Cette affirmation s’applique tout particulièrement aux efforts du gouvernement visant à faire la promotion de l’innovation. Par exemple, le financement consacré à l’« innovation » et versé à l’industrie par l’entremise des organismes subventionnaires et des organismes à vocation scientifique du Canada – souvent en partenariat avec des établissements d’enseignement postsecondaire – est principalement destiné à la recherche sur le développement de produits. De même, le soutien accordé par le gouvernement à des activités de recherche et développement de l’industrie, par des programmes comme le programme d’encouragements fiscaux à la recherche scientifique et au développement expérimental, est presque exclusivement axé sur les coûts des expériences scientifiques et des essais liés à des matériaux et à des dispositifs tangibles.

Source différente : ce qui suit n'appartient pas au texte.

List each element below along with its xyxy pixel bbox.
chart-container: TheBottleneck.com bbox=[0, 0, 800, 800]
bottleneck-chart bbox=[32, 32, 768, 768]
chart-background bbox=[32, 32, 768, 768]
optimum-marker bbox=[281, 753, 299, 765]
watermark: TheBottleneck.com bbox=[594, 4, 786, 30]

Les processus de création, de gestion, de commercialisation et de marketing (étapes 1, 2, 4 et 5) sont l’essence des entreprises qui réussissent – et on leur accorde souvent peu d’importance. En fait, nous connaissons mal l’apport des investissements en recherche et développement dans ces domaines, car ces investissements ne sont actuellement comptabilisés nulle part – les bureaux de la statistique ne les consignent pas, et ils ne figurent dans aucun état des comptes nationaux. Il est donc difficile d’instaurer une approche véritablement fondée sur des données probantes. Lorsque l’on élabore une politique d’innovation, il faut savoir où les investissements sont susceptibles d’avoir les meilleures retombées.

Que faire alors?

  • Nous devons affronter la réalité et accepter que l’innovation n’est pas uniquement une affaire de développement de produits tangibles et qu’elle a trait aussi à l’adoption de nouveaux services et processus permettant d’accroître la productivité et de créer de la valeur. C’est d’autant plus important dans une économie qui repose à 70 p. 100 sur le secteur des services.
  • Les investissements dans les activités de recherche et développement scientifiques doivent être accompagnés d’investissements suffisants dans des activités qui appuient l’entrée sur le marché. Tant que nous ne ferons pas le pont entre le volet scientifique et la recherche comportementale, le marketing, les finances, etc., la commercialisation demeurera difficile. Les grandes découvertes qui ne se traduisent pas par des commandes se résument à des exercices théoriques. Elles ne permettent pas de bâtir des économies et de créer des emplois.
  • Enfin, comme les données probantes sont (heureusement) de nouveau en vogue, nous devons obtenir un engagement selon lequel les investissements dans chaque partie du cycle de l’innovation seront dûment comptabilisés et analysés, afin d’en apprendre davantage sur les meilleures manières de réussir et de savoir dans quelles circonstances les politiques peuvent jouer un rôle décisif.

Voilà ce qu’il faut faire pour arriver à un système d’innovation dont on maîtrisera suffisamment la complexité pour discerner ce qui fonctionne et ce qui ne fonctionne pas (et comprendre pourquoi), tant dans le cas des projets prestigieux que des initiatives ordinaires. Un tel système est essentiel à des politiques judicieuses.